First get a bed sheet; green if you have it but don’t worry if you don’t. Now get ten to twelve shoes of various sizes and arrange them randomly on the floor. Shake out the bed sheet and let it fall, resting over the shoes. Kneel down and lower your head as close to the floor as possible, looking out over the lumpy bedsheet. See that? Welcome to Mongolia.
Marty and I had booked a one night tour of Gorkhi-Terelj national park the day before, then promptly went out that night. Something about having finally shaken off the grim reserve of China made restraint next to impossible. So, it was through the filter of squinting eyes and a hangover that I watched two Germans with bulging backpacks descend the stairs, load them into the boot nearly filling it up. "Shotgun!" one of them said.
Ulaanbaatar is the smallest capital of any country I’ve ever visited. Standing in the busiest street of the CBD you can see the naked hillsides nearby through gaps between the low-rises.
The centre is laidback and cosmopolitan but here, bouncing through its outskirts, stuffed in the car with Marty’s elbow displacing my liver, the dwellings began to look impermanent. The further out we travelled the more frequently gers appeared. A ger for those who don’t know is like a yurt -- think the big top, only with a wooden frame, scaled down to house a single family and you’ll be close.
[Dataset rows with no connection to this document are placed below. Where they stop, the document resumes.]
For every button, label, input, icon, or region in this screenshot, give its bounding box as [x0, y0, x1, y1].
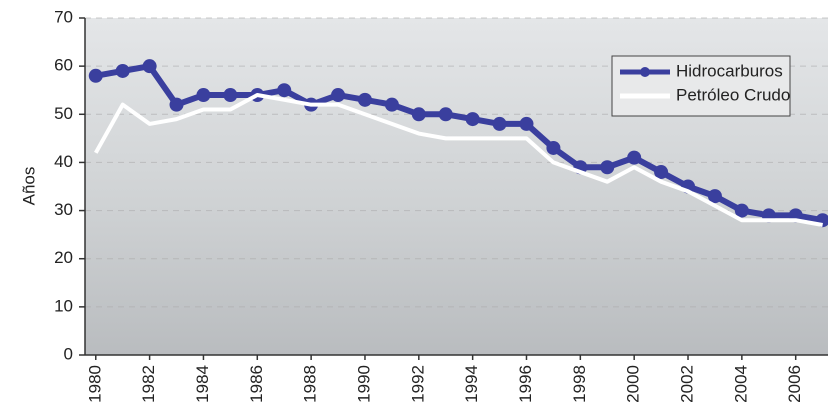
series-marker [169, 97, 184, 112]
series-marker [223, 88, 238, 103]
x-tick-label: 2006 [785, 365, 804, 403]
legend-label: Hidrocarburos [676, 61, 783, 80]
series-marker [600, 160, 615, 175]
x-tick-label: 1990 [354, 365, 373, 403]
series-marker [357, 92, 372, 107]
series-marker [654, 165, 669, 180]
series-marker [277, 83, 292, 98]
y-tick-label: 50 [54, 104, 73, 123]
x-tick-label: 1986 [247, 365, 266, 403]
x-tick-label: 2002 [677, 365, 696, 403]
x-tick-label: 1998 [570, 365, 589, 403]
y-tick-label: 70 [54, 7, 73, 26]
x-tick-label: 1988 [301, 365, 320, 403]
y-tick-label: 10 [54, 296, 73, 315]
x-tick-label: 1984 [193, 365, 212, 403]
series-marker [519, 116, 534, 131]
legend-marker [640, 67, 650, 77]
legend-box [611, 55, 791, 117]
series-marker [88, 68, 103, 83]
series-marker [707, 189, 722, 204]
x-tick-label: 2004 [731, 365, 750, 403]
y-axis-label: Años [19, 167, 38, 206]
series-marker [627, 150, 642, 165]
series-marker [492, 116, 507, 131]
series-marker [411, 107, 426, 122]
y-tick-label: 40 [54, 152, 73, 171]
x-tick-label: 1996 [516, 365, 535, 403]
x-tick-label: 1992 [408, 365, 427, 403]
series-marker [384, 97, 399, 112]
x-tick-label: 1982 [139, 365, 158, 403]
series-marker [438, 107, 453, 122]
series-marker [115, 63, 130, 78]
series-marker [196, 88, 211, 103]
y-tick-label: 0 [64, 344, 73, 363]
x-tick-label: 2000 [624, 365, 643, 403]
series-line [94, 93, 823, 227]
series-marker [734, 203, 749, 218]
x-tick-label: 1980 [85, 365, 104, 403]
y-tick-label: 20 [54, 248, 73, 267]
y-tick-label: 60 [54, 56, 73, 75]
series-marker [142, 59, 157, 74]
series-marker [546, 140, 561, 155]
y-tick-label: 30 [54, 200, 73, 219]
legend-label: Petróleo Crudo [676, 85, 790, 104]
series-line [95, 63, 824, 224]
x-tick-label: 1994 [462, 365, 481, 403]
series-marker [331, 88, 346, 103]
series-marker [465, 112, 480, 127]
Ulaanbaatar was founded as a mobile Buddhist monastery in 1639 before its location became fixed over a hundred years later in 1778. It’s no wonder then that most of the city looks like it can literally head for the hills at a moment’s notice.
Sebastian and Helge, or "The Germans" turned out to be great fun, though they didn’t make things easy for themselves. They had arrived that morning on the train from Irkutsk and had told us they travelled from Moscow to Irkutsk (a journey of some four days) with only a bowl of noodles and a loaf of bread. "It was a like a prison" said the toothy Sebastian as part of an extended commentary about their travels so far. "All we had was the boiling water from the samovar for 4 days. I’m so dehydrated man." I could hear the sticky smacking of his mouth as he spoke. He was a scout leader but prepared he was not.
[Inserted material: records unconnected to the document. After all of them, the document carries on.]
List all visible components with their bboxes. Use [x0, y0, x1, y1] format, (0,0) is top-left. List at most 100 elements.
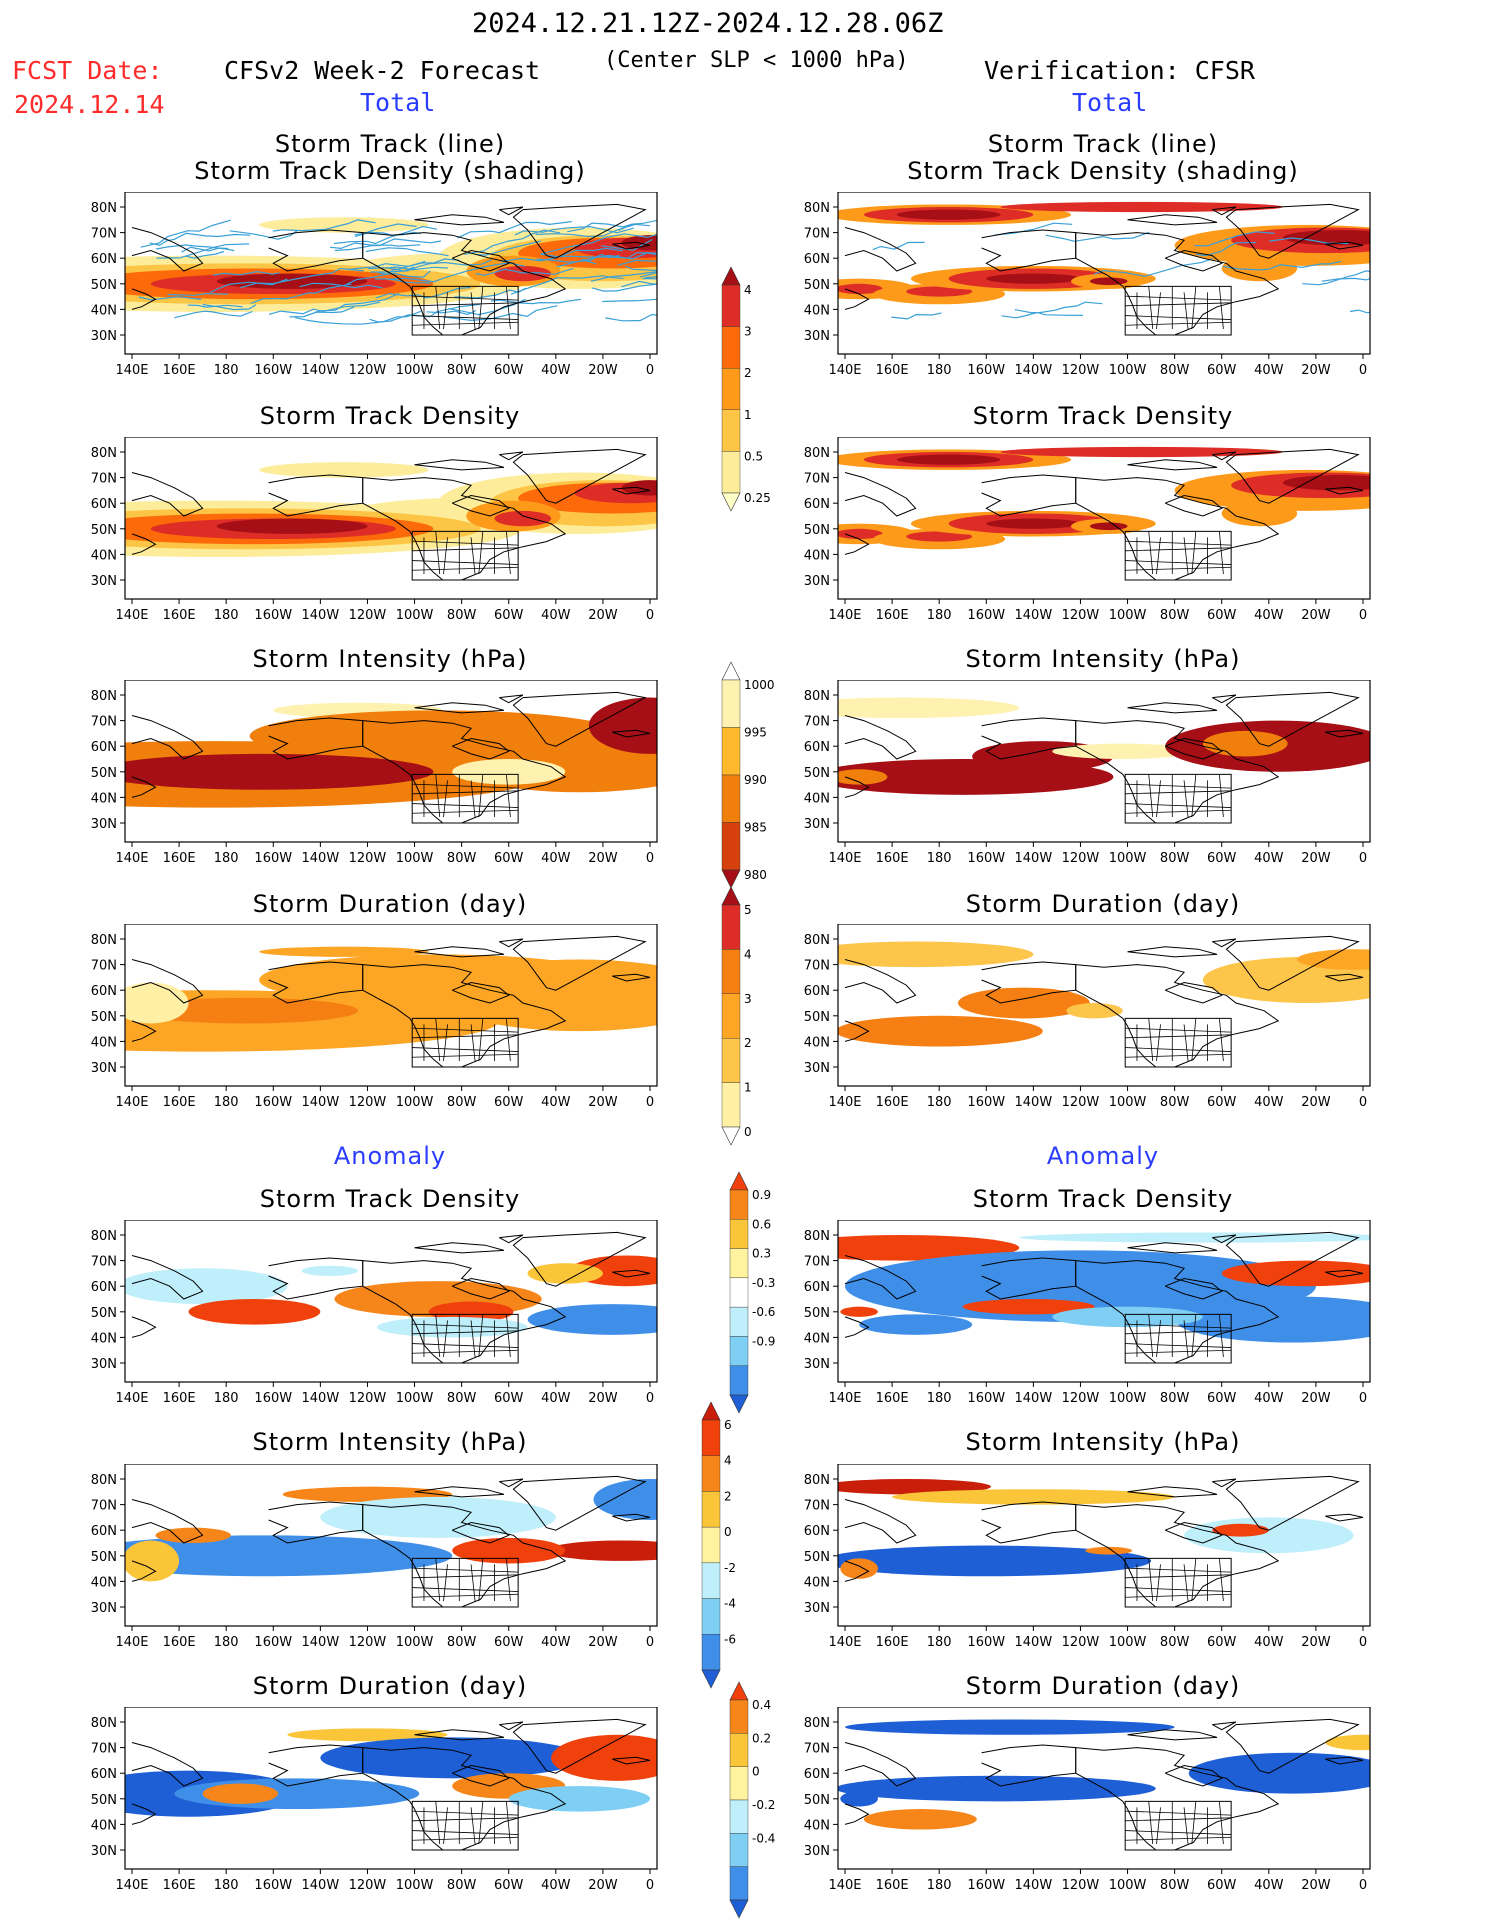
map-intensity-anom-right: 80N 70N 60N 50N 40N 30N 140E 160E 180 160W 140W 120…	[804, 1464, 1371, 1650]
lat-label: 60N	[91, 252, 117, 267]
lat-label: 30N	[91, 574, 117, 589]
shading-region	[838, 769, 888, 785]
shading-region	[1202, 730, 1288, 757]
lon-label: 80W	[1160, 1095, 1190, 1110]
coastlines	[844, 1475, 1364, 1608]
lon-label: 60W	[494, 1878, 524, 1893]
lon-label: 40W	[1254, 1095, 1284, 1110]
coastlines	[131, 448, 651, 581]
lon-label: 120W	[349, 1878, 387, 1893]
lon-label: 80W	[447, 851, 477, 866]
shading-region	[958, 987, 1090, 1019]
fcst-date-value: 2024.12.14	[14, 90, 165, 119]
colorbar-swatch	[729, 1248, 749, 1279]
lon-label: 40W	[541, 1878, 571, 1893]
lat-label: 80N	[91, 933, 117, 948]
lat-label: 80N	[804, 1229, 830, 1244]
colorbar-swatch	[729, 1336, 749, 1366]
lat-label: 70N	[91, 227, 117, 242]
lon-label: 40W	[541, 1095, 571, 1110]
lat-label: 50N	[91, 1306, 117, 1321]
lat-label: 40N	[91, 1035, 117, 1050]
lon-label: 20W	[588, 363, 618, 378]
lon-label: 160E	[163, 1878, 196, 1893]
lon-label: 160E	[876, 1095, 909, 1110]
shading-region	[527, 1304, 657, 1335]
lon-label: 60W	[1207, 1391, 1237, 1406]
shading-region	[125, 1540, 180, 1582]
lat-label: 80N	[91, 1716, 117, 1731]
lon-label: 140W	[302, 1391, 340, 1406]
colorbar-swatch	[701, 1634, 721, 1671]
shading-region	[838, 1775, 1156, 1802]
shading-region	[1188, 1752, 1370, 1794]
lon-label: 80W	[1160, 851, 1190, 866]
lon-label: 20W	[1301, 1095, 1331, 1110]
lat-label: 50N	[804, 1793, 830, 1808]
lat-label: 50N	[804, 1010, 830, 1025]
shading-region	[1066, 1003, 1123, 1019]
colorbar-label: 985	[744, 821, 767, 835]
lon-label: 100W	[396, 1095, 434, 1110]
lon-label: 80W	[1160, 1635, 1190, 1650]
lat-label: 40N	[804, 1331, 830, 1346]
lon-label: 80W	[447, 363, 477, 378]
lon-label: 100W	[396, 851, 434, 866]
lon-label: 140W	[1015, 1095, 1053, 1110]
colorbar-label: 4	[744, 283, 752, 297]
coastlines	[844, 691, 1364, 824]
lat-label: 60N	[91, 740, 117, 755]
lat-label: 30N	[804, 1061, 830, 1076]
lat-label: 70N	[91, 715, 117, 730]
lat-label: 60N	[804, 1767, 830, 1782]
lon-label: 180	[927, 1635, 952, 1650]
colorbar-label: -0.4	[752, 1831, 775, 1845]
lon-label: 160E	[163, 1635, 196, 1650]
lon-label: 60W	[494, 363, 524, 378]
shading-region	[1184, 1517, 1354, 1554]
colorbar-label: 0.9	[752, 1188, 771, 1202]
lon-label: 160E	[876, 1878, 909, 1893]
forecast-title: CFSv2 Week-2 Forecast	[224, 56, 541, 85]
lat-label: 40N	[804, 1035, 830, 1050]
coastlines	[131, 1475, 651, 1608]
lat-label: 70N	[91, 1742, 117, 1757]
map-duration-anom-right: 80N 70N 60N 50N 40N 30N 140E 160E 180 160W 140W 120…	[804, 1707, 1371, 1893]
colorbar-swatch	[729, 1899, 749, 1919]
lon-label: 140E	[115, 1635, 148, 1650]
colorbar-label: -2	[724, 1561, 736, 1575]
lon-label: 160E	[876, 1391, 909, 1406]
title-duration-left: Storm Duration (day)	[252, 890, 528, 918]
lon-label: 160W	[254, 608, 292, 623]
lon-label: 160W	[254, 1095, 292, 1110]
shading-region	[838, 697, 1020, 719]
lon-label: 80W	[447, 1391, 477, 1406]
slp-condition: (Center SLP < 1000 hPa)	[604, 48, 909, 73]
shading-region	[216, 518, 368, 534]
shading-region	[838, 941, 1034, 968]
shading-region	[840, 1791, 878, 1807]
lon-label: 0	[646, 1095, 654, 1110]
shading-region	[845, 1250, 1316, 1323]
colorbar-swatch	[729, 1681, 749, 1701]
lon-label: 0	[1359, 608, 1367, 623]
lon-label: 120W	[1062, 1095, 1100, 1110]
coastlines	[131, 935, 651, 1068]
lat-label: 80N	[804, 689, 830, 704]
lon-label: 100W	[1109, 1391, 1147, 1406]
lat-label: 70N	[91, 959, 117, 974]
colorbar-swatch	[721, 886, 741, 906]
lat-label: 40N	[91, 1331, 117, 1346]
section-total-left: Total	[360, 88, 436, 117]
lat-label: 60N	[91, 1767, 117, 1782]
lat-label: 50N	[91, 523, 117, 538]
lon-label: 120W	[1062, 851, 1100, 866]
map-density-left: 80N 70N 60N 50N 40N 30N 140E 160E 180 160W 140W 120…	[91, 437, 658, 623]
colorbar-duration: 5 4 3 2 1 0	[721, 886, 752, 1146]
colorbar-label: 1	[744, 408, 752, 422]
shading-region	[962, 1299, 1095, 1315]
lat-label: 60N	[91, 497, 117, 512]
coastlines	[844, 1718, 1364, 1851]
colorbar-label: 980	[744, 868, 767, 882]
fcst-date-label: FCST Date:	[12, 56, 163, 85]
Eventually civilization relented and another hour later we came to a stop at the crest of a hill. Getting out and looking around invoked a feeling of tremendous expanse, like when you see a night sky full of stars. It was one of those moments where, just for a fraction of a second, your identity retreats and it’s impossible to differentiate between yourself and everything else. For that moment you are, by definition, universal.
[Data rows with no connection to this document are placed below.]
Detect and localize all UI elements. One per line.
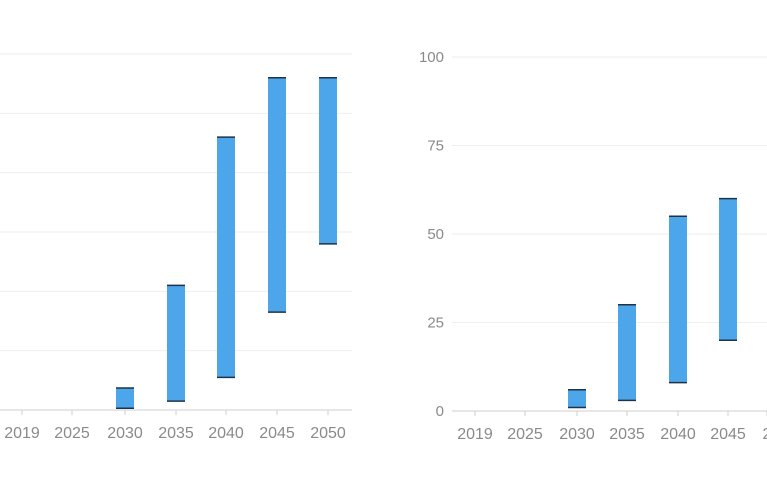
- range-bar-2045: [268, 77, 286, 313]
- range-bar-2045: [719, 198, 737, 341]
- left-chart: 2019 2025 2030 2035 2040 2045 2050: [0, 53, 352, 442]
- x-tick-label: 2035: [158, 425, 194, 442]
- x-tick-label: 2025: [54, 425, 90, 442]
- range-bar-2035: [618, 304, 636, 401]
- y-tick-label: 75: [427, 138, 444, 155]
- x-tick-label: 2019: [4, 425, 40, 442]
- range-bar-2030: [568, 389, 586, 408]
- y-tick-label: 25: [427, 315, 444, 332]
- x-tick-label: 2040: [660, 426, 696, 443]
- y-tick-label: 50: [427, 226, 444, 243]
- right-chart: 0 25 50 75 100 2019 2025 2030 2035 2040 2045 2: [419, 49, 767, 443]
- x-tick-label: 2019: [457, 426, 493, 443]
- x-tick-label: 2045: [259, 425, 295, 442]
- x-tick-label: 2: [763, 426, 767, 443]
- x-tick-label: 2045: [710, 426, 746, 443]
- range-bar-2040: [217, 137, 235, 378]
- x-tick-label: 2035: [609, 426, 645, 443]
- y-tick-label: 100: [419, 49, 444, 66]
- range-bar-2030: [116, 388, 134, 409]
- range-bar-2040: [669, 216, 687, 383]
- x-tick-label: 2040: [208, 425, 244, 442]
- x-tick-label: 2030: [559, 426, 595, 443]
- x-tick-label: 2025: [507, 426, 543, 443]
- x-tick-label: 2050: [310, 425, 346, 442]
- range-bar-2050: [319, 77, 337, 244]
- x-tick-label: 2030: [107, 425, 143, 442]
- range-bar-2035: [167, 285, 185, 402]
- y-tick-label: 0: [436, 403, 444, 420]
Speaking to Gaats, Marty’s Mongolian mate, the night before, we’d been told about the proper etiquette with which to conduct ourselves when interacting with the family who we were to be staying with. "There is the head of the family. You give him a cigarette like this," he flipped open the lid and drew out a single cigarette.
"The wife might like some chocolates, the children too, and the husband would like a horse or a wrestling magazine."
"A horse magazine?"
"Yes, a horse magazine."
Further to this Sebastian had told us it was bad luck to touch the door frame and bad manners to walk inside with your shoes on. Combined, these two last things made getting inside this ger a hopping affair. Inside was cosy, the wooden frame vividly decorated with intricate geometric patterns. Beds were arranged along the walls and in the centre sat an iron stove, its pipe extending up through a small hole in the roof. Throughout the night, inside was very warm even without the stove on. A ger has since featured in this author’s retirement plan, perhaps up a tree and near the beach somewhere on the south-east coast of Australia.